What you're seeing
A minimum spanning tree connects every vertex of a weighted graph using a subset of edges whose total weight is as small as possible — the cheapest way to wire up a network with no redundant loops. Kruskal's method is pure greed with a safety check: sort all edges from cheapest to most expensive, then walk the list and grab each edge unless its two endpoints are already connected (which would create a cycle and waste weight). Telling "already connected?" fast is exactly the job of union–find: each vertex starts in its own set, and every accepted edge merges two sets. When one set remains, the tree spans the whole graph. The node colors here are those sets, coalescing as edges are added.
The rule
sort edges by weight, ascending
make each vertex its own set # union–find
MST = {}
for (u, v, w) in sorted edges:
if find(u) ≠ find(v): # different components → no cycle
add (u, v) to MST; union(u, v)
# else: same component, skip (would form a cycle)
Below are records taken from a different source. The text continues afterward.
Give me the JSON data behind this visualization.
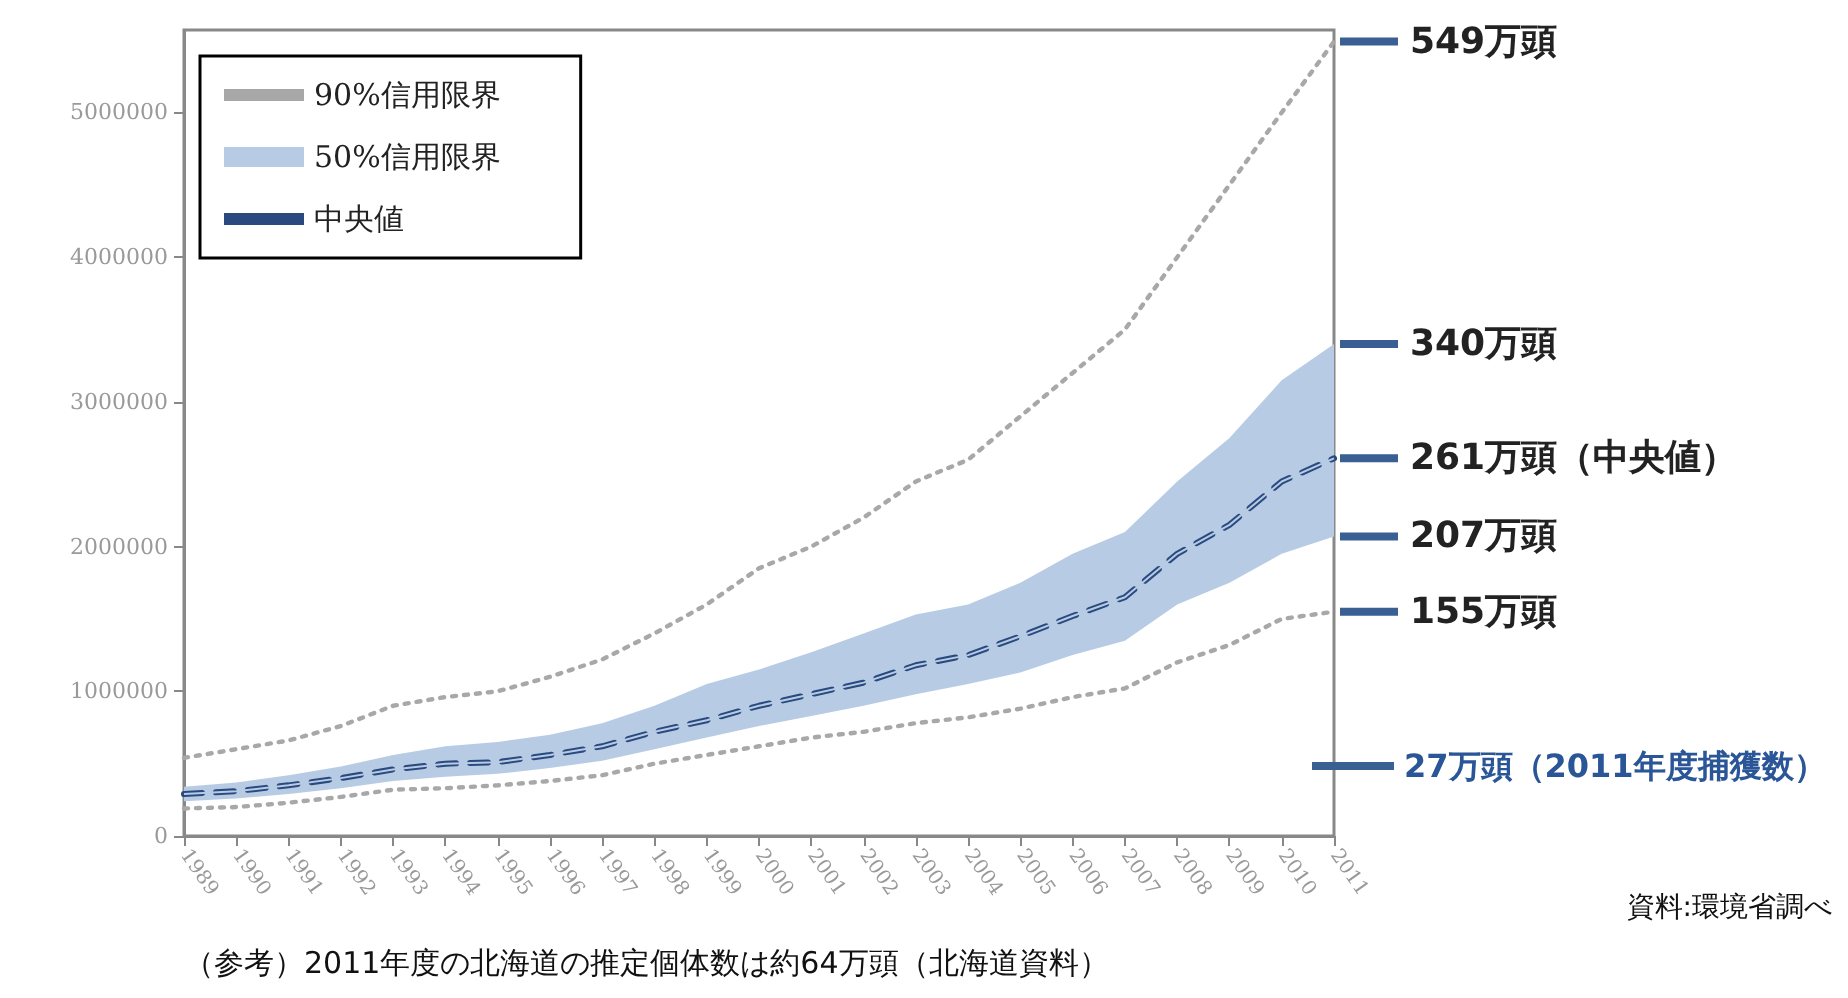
{
  "chart_data": {
    "type": "line",
    "categories": [
      "1989",
      "1990",
      "1991",
      "1992",
      "1993",
      "1994",
      "1995",
      "1996",
      "1997",
      "1998",
      "1999",
      "2000",
      "2001",
      "2002",
      "2003",
      "2004",
      "2005",
      "2006",
      "2007",
      "2008",
      "2009",
      "2010",
      "2011"
    ],
    "series": [
      {
        "name": "90%信用限界",
        "color": "#a8a8a8",
        "line_style": "dotted",
        "values": [
          540000,
          600000,
          660000,
          760000,
          900000,
          960000,
          1000000,
          1100000,
          1220000,
          1400000,
          1600000,
          1850000,
          2000000,
          2200000,
          2450000,
          2600000,
          2900000,
          3200000,
          3500000,
          4000000,
          4500000,
          5000000,
          5490000
        ]
      },
      {
        "name": "50%信用限界",
        "type": "line",
        "color": "#b7cce4",
        "lower": [
          240000,
          260000,
          290000,
          330000,
          380000,
          410000,
          430000,
          470000,
          520000,
          600000,
          680000,
          760000,
          830000,
          900000,
          980000,
          1050000,
          1130000,
          1250000,
          1350000,
          1600000,
          1750000,
          1950000,
          2070000
        ],
        "upper": [
          340000,
          370000,
          420000,
          480000,
          560000,
          620000,
          650000,
          700000,
          780000,
          900000,
          1050000,
          1150000,
          1270000,
          1400000,
          1530000,
          1600000,
          1750000,
          1950000,
          2100000,
          2450000,
          2750000,
          3150000,
          3400000
        ],
        "values": [
          290000,
          310000,
          350000,
          400000,
          460000,
          500000,
          510000,
          560000,
          620000,
          720000,
          800000,
          900000,
          980000,
          1060000,
          1180000,
          1250000,
          1380000,
          1520000,
          1650000,
          1950000,
          2150000,
          2450000,
          2610000
        ]
      },
      {
        "name": "中央値",
        "color": "#2a4a7f",
        "line_style": "dashed",
        "values": [
          290000,
          310000,
          350000,
          400000,
          460000,
          500000,
          510000,
          560000,
          620000,
          720000,
          800000,
          900000,
          980000,
          1060000,
          1180000,
          1250000,
          1380000,
          1520000,
          1650000,
          1950000,
          2150000,
          2450000,
          2610000
        ]
      },
      {
        "color": "#a8a8a8",
        "line_style": "dotted",
        "values": [
          190000,
          200000,
          230000,
          270000,
          320000,
          330000,
          350000,
          380000,
          420000,
          500000,
          560000,
          620000,
          680000,
          720000,
          780000,
          820000,
          880000,
          960000,
          1020000,
          1200000,
          1320000,
          1500000,
          1550000
        ]
      }
    ],
    "ylim": [
      0,
      5570000
    ],
    "yticks": [
      0,
      1000000,
      2000000,
      3000000,
      4000000,
      5000000
    ],
    "grid": false,
    "legend": "top left",
    "marker": "none",
    "annotations": [
      {
        "text": "549万頭",
        "x": "2011",
        "y": 5490000
      },
      {
        "text": "340万頭",
        "x": "2011",
        "y": 3400000
      },
      {
        "text": "261万頭（中央値）",
        "x": "2011",
        "y": 2610000
      },
      {
        "text": "207万頭",
        "x": "2011",
        "y": 2070000
      },
      {
        "text": "155万頭",
        "x": "2011",
        "y": 1550000
      },
      "27万頭（2011年度捕獲数）",
      "資料:環境省調べ",
      "（参考）2011年度の北海道の推定個体数は約64万頭（北海道資料）"
    ]
  }
}
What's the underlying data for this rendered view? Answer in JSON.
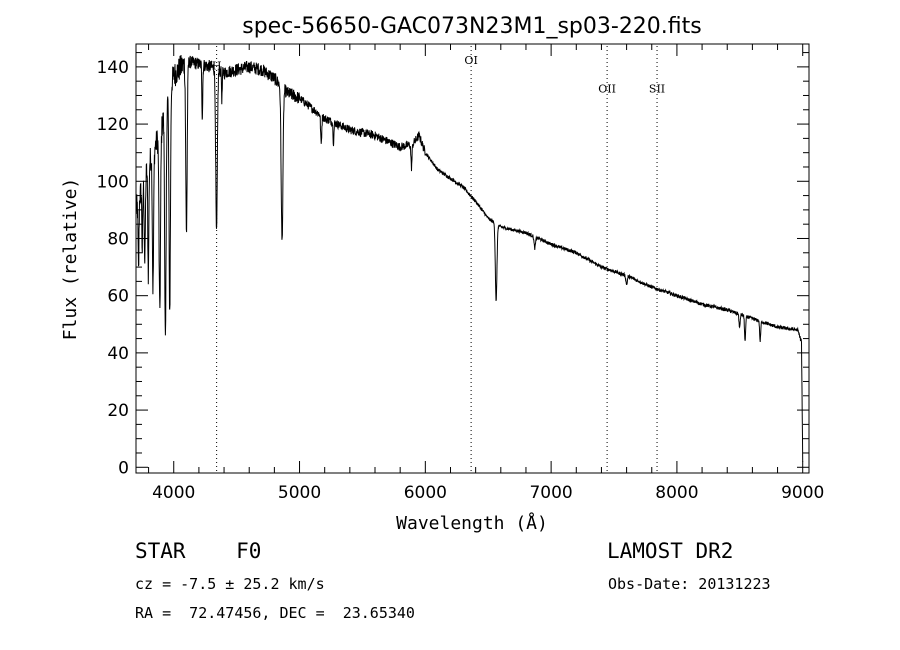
{
  "chart_data": {
    "type": "line",
    "title": "spec-56650-GAC073N23M1_sp03-220.fits",
    "xlabel": "Wavelength (Å)",
    "ylabel": "Flux (relative)",
    "xlim": [
      3700,
      9050
    ],
    "ylim": [
      -2,
      148
    ],
    "xticks": [
      4000,
      5000,
      6000,
      7000,
      8000,
      9000
    ],
    "yticks": [
      0,
      20,
      40,
      60,
      80,
      100,
      120,
      140
    ],
    "x_minor_step": 200,
    "y_minor_step": 5,
    "grid": false,
    "continuum": [
      [
        3700,
        90
      ],
      [
        3800,
        106
      ],
      [
        3900,
        118
      ],
      [
        3950,
        130
      ],
      [
        4000,
        137
      ],
      [
        4100,
        142
      ],
      [
        4200,
        141
      ],
      [
        4300,
        140
      ],
      [
        4400,
        138
      ],
      [
        4500,
        139
      ],
      [
        4600,
        140
      ],
      [
        4700,
        139
      ],
      [
        4800,
        136
      ],
      [
        4900,
        131
      ],
      [
        5000,
        129
      ],
      [
        5200,
        122
      ],
      [
        5400,
        118
      ],
      [
        5600,
        116
      ],
      [
        5800,
        112
      ],
      [
        5900,
        113
      ],
      [
        5950,
        116
      ],
      [
        6000,
        110
      ],
      [
        6100,
        104
      ],
      [
        6200,
        101
      ],
      [
        6300,
        98
      ],
      [
        6400,
        93
      ],
      [
        6500,
        87
      ],
      [
        6600,
        84
      ],
      [
        6700,
        83
      ],
      [
        6800,
        82
      ],
      [
        6900,
        80
      ],
      [
        7000,
        78
      ],
      [
        7200,
        75
      ],
      [
        7400,
        70
      ],
      [
        7600,
        67
      ],
      [
        7800,
        63
      ],
      [
        8000,
        60
      ],
      [
        8200,
        57
      ],
      [
        8400,
        55
      ],
      [
        8600,
        52
      ],
      [
        8800,
        49
      ],
      [
        8960,
        48
      ],
      [
        8990,
        44
      ],
      [
        9000,
        2
      ]
    ],
    "absorption_lines": [
      {
        "x": 3720,
        "depth": 25,
        "width": 5
      },
      {
        "x": 3750,
        "depth": 22,
        "width": 5
      },
      {
        "x": 3770,
        "depth": 30,
        "width": 6
      },
      {
        "x": 3798,
        "depth": 38,
        "width": 6
      },
      {
        "x": 3835,
        "depth": 48,
        "width": 7
      },
      {
        "x": 3889,
        "depth": 62,
        "width": 8
      },
      {
        "x": 3934,
        "depth": 83,
        "width": 8
      },
      {
        "x": 3968,
        "depth": 78,
        "width": 8
      },
      {
        "x": 4101,
        "depth": 60,
        "width": 8
      },
      {
        "x": 4227,
        "depth": 18,
        "width": 5
      },
      {
        "x": 4340,
        "depth": 58,
        "width": 9
      },
      {
        "x": 4383,
        "depth": 10,
        "width": 4
      },
      {
        "x": 4861,
        "depth": 54,
        "width": 10
      },
      {
        "x": 5172,
        "depth": 10,
        "width": 6
      },
      {
        "x": 5270,
        "depth": 7,
        "width": 5
      },
      {
        "x": 5890,
        "depth": 8,
        "width": 6
      },
      {
        "x": 6563,
        "depth": 27,
        "width": 9
      },
      {
        "x": 6870,
        "depth": 4,
        "width": 8
      },
      {
        "x": 7600,
        "depth": 3,
        "width": 8
      },
      {
        "x": 8498,
        "depth": 5,
        "width": 6
      },
      {
        "x": 8542,
        "depth": 9,
        "width": 6
      },
      {
        "x": 8662,
        "depth": 7,
        "width": 6
      }
    ],
    "line_markers": [
      {
        "x": 4341,
        "label": "H",
        "label_y": 139
      },
      {
        "x": 6364,
        "label": "OI",
        "label_y": 141
      },
      {
        "x": 7445,
        "label": "OII",
        "label_y": 131
      },
      {
        "x": 7842,
        "label": "SII",
        "label_y": 131
      }
    ]
  },
  "info": {
    "class": "STAR    F0",
    "survey": "LAMOST DR2",
    "cz": "cz = -7.5 ± 25.2 km/s",
    "obs_date": "Obs-Date: 20131223",
    "coords": "RA =  72.47456, DEC =  23.65340"
  }
}
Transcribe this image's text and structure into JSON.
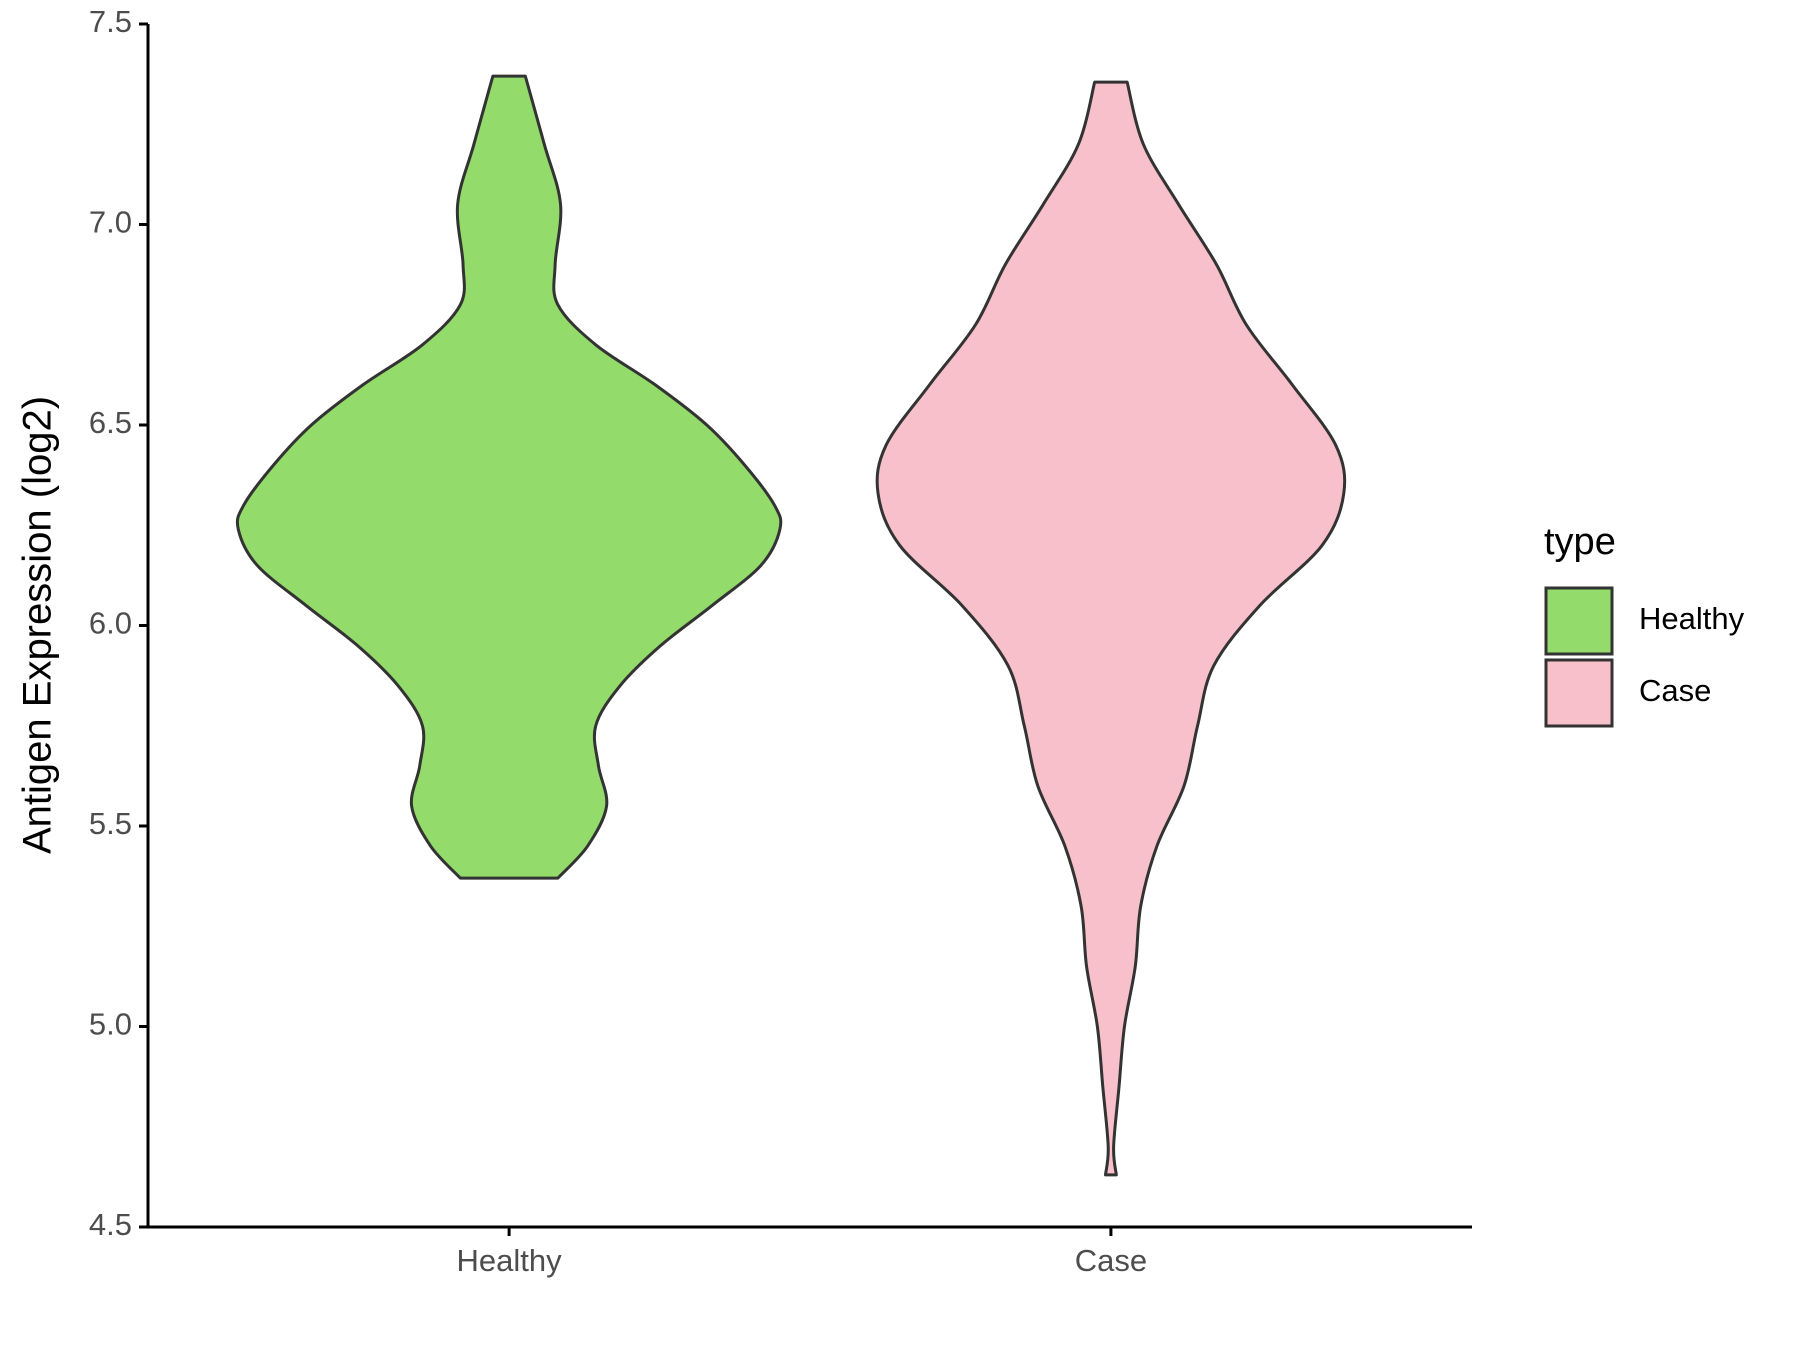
{
  "chart_data": {
    "type": "violin",
    "ylabel": "Antigen Expression (log2)",
    "categories": [
      "Healthy",
      "Case"
    ],
    "legend_title": "type",
    "series": [
      {
        "name": "Healthy",
        "color": "#93DB6B",
        "y": [
          7.37,
          7.2,
          7.05,
          6.9,
          6.8,
          6.7,
          6.6,
          6.5,
          6.4,
          6.3,
          6.24,
          6.15,
          6.05,
          5.95,
          5.85,
          5.75,
          5.65,
          5.55,
          5.45,
          5.37
        ],
        "density": [
          0.06,
          0.13,
          0.19,
          0.17,
          0.18,
          0.32,
          0.54,
          0.73,
          0.87,
          0.98,
          1.0,
          0.93,
          0.75,
          0.56,
          0.41,
          0.32,
          0.33,
          0.36,
          0.29,
          0.18
        ]
      },
      {
        "name": "Case",
        "color": "#F7C0CA",
        "y": [
          7.355,
          7.2,
          7.05,
          6.9,
          6.75,
          6.6,
          6.45,
          6.33,
          6.2,
          6.05,
          5.9,
          5.75,
          5.6,
          5.45,
          5.3,
          5.15,
          5.0,
          4.85,
          4.7,
          4.63
        ],
        "density": [
          0.06,
          0.12,
          0.25,
          0.39,
          0.5,
          0.67,
          0.83,
          0.86,
          0.78,
          0.55,
          0.38,
          0.32,
          0.27,
          0.17,
          0.11,
          0.09,
          0.05,
          0.03,
          0.01,
          0.02
        ]
      }
    ],
    "ylim": [
      4.5,
      7.5
    ],
    "yticks": [
      {
        "value": 4.5,
        "label": "4.5"
      },
      {
        "value": 5,
        "label": "5.0"
      },
      {
        "value": 5.5,
        "label": "5.5"
      },
      {
        "value": 6,
        "label": "6.0"
      },
      {
        "value": 6.5,
        "label": "6.5"
      },
      {
        "value": 7,
        "label": "7.0"
      },
      {
        "value": 7.5,
        "label": "7.5"
      }
    ],
    "grid": false
  }
}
stop once MST has V−1 edges
The invariant
Greedy works here because of the cut property: for any way of splitting the vertices into two groups (a "cut"), the lightest edge crossing it belongs to some minimum spanning tree. Kruskal maintains the invariant that the edges chosen so far are a subset of some MST. When it accepts an edge, that edge is the cheapest one joining two still-separate components — i.e. the lightest edge crossing the cut between them — so by the cut property adding it keeps the set extendable to an MST. When it rejects an edge, both endpoints are already in the same component, so the edge closes a cycle; the cycle property says the heaviest edge on any cycle is in no MST, and since we're going in increasing weight this edge is that heaviest one — safely discarded. Process every edge and the chosen set is a minimum spanning tree (this entry's test checks its weight against Prim's algorithm).
The cost
The sort dominates: O(E log E), which is O(E log V) since E < V². The union–find work across all operations is only O(E·α(V)) — effectively linear — so it's free next to the sort. The alternative, Prim's algorithm, grows one tree from a seed using a priority queue and matches the bound; Kruskal tends to win on sparse graphs (and when edges are already sorted, it's essentially linear). For truly enormous graphs, Borůvka's algorithm parallelizes well, and randomized linear-time MST (Karger–Klein–Tarjan) exists.
In the wild
Minimum spanning trees are everywhere you want to connect points cheaply or cluster them. They design networks — power grids, water pipes, road and telecom layouts, chip routing — at minimum cost; they underlie single-linkage clustering (cut the most expensive MST edges to split data into groups) and are a step in some approximation algorithms (e.g. the classic 2-approximation for the travelling salesman). Image segmentation, handwriting recognition, and network-reliability analysis all lean on MSTs. Kruskal's pairing with union–find is also the textbook example of why that little data structure matters.
Try this
Watch the node colors: each accepted edge fuses two colors into one, and the algorithm finishes exactly when every node shares a color — that's the forest becoming a single tree in V−1 edges. Notice the faint skipped edges: each one was cheap enough to consider but would have closed a loop. Hit New graph and the chosen tree changes, but it's always the lightest one possible.
References
- Kruskal, J. B. "On the Shortest Spanning Subtree of a Graph and the Traveling Salesman Problem." Proceedings of the American Mathematical Society 7(1):48–50, 1956.
- Cormen, Leiserson, Rivest & Stein. Introduction to Algorithms, 4th ed. (CLRS), §21 (Minimum Spanning Trees) — the cut and cycle properties. MIT Press, 2022.
- Sedgewick & Wayne. Algorithms, 4th ed., §4.3 (Minimum Spanning Trees). algs4.cs.princeton.edu/43mst.